Since the vote to affiliate with the BCMC had been overwhelmingly clear, the Crafts Maintenance Council expected that Harvard would readily recognize it as the bargaining agent for the old BGMA membership, much as the University had recognized the LPIU as the printing office employees' bargainer.
But Harvard did not and would not recognize the Crafts Maintenance Council as the bargaining agent for the BGMA membership. The University pointed out that another union, the Building Services Employees International (AFL-CIO) claimed that it represented the BMGA membership and that the BSEIU had filed petitions with the Massachusetts State Labor Relations Board making such claims. The University said that as an employer it would violate national labor policy by arbitrarily choosing one of the contesting unions as the bargaining agent for the BGMA membership. It therefore counseled patience and said that it would let a state labor board election determine which union should represent the men.

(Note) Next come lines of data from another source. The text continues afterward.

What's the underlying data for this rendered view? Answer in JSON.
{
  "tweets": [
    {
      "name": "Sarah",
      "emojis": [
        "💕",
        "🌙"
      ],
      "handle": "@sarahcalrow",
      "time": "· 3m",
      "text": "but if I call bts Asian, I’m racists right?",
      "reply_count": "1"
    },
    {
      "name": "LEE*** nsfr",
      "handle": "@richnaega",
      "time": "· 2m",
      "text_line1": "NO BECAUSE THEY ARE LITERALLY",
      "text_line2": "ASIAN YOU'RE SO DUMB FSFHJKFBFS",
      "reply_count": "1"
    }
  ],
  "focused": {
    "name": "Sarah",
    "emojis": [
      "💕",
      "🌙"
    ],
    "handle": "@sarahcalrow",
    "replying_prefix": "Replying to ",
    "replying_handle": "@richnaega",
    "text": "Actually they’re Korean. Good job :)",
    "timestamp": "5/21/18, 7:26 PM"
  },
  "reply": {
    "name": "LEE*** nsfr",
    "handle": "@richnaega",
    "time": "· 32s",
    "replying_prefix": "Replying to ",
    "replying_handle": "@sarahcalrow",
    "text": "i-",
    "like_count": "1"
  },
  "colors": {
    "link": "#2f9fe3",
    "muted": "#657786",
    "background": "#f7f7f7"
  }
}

The BGMA and BCMC people saw the situation in another light, however. To them, the claims of the Building Service Employees' Union that it represented the BGMA membership were obviously ridiculous. In the summer and fall of 1966 when the BGMA was considering affiliation with an AFL-CIO union, the BSEIU, which represents maintenance workers at many colleges and universities, was one of the ones they turned to. BSEIU officers even sent a supply of cards, which if signed by a majority of the BGMA membership, would have designated the BSEIU as the official bargaining agent for the membership.
No Janitor
BGMA officers rejected the BSEIU when they became fearful that the affiliation with the BSEIU might mean affiliation with unskilled persons and therefore wage losses. "I don't want anyone, especially management, to mistake me for a janitor," one BGMA carpenter said. The BGMA's officers also destroyed what few BSEIU authorization cards had been signed.
This action, plus the clarity of the membership's intent when the BGMA voted on December 7, 1966, to affiliate with the Boston Crafts Maintenance Council should have convinced Harvard that the BSEIU had no real basis for its claims, the BGMA and the BCMC officers felt. The officers saw only skulduggery in Harvard's insistence that there should be a state-run election.
They felt and still feel certain that they could win a state election, but they also felt certain that a backlog of other cases meant that any state election would be months away. Furthermore, the BGMA and BCMC officers argued that the final resolution of the dispute was even further away since they felt sure that the BSEIU would appeal the results of the election.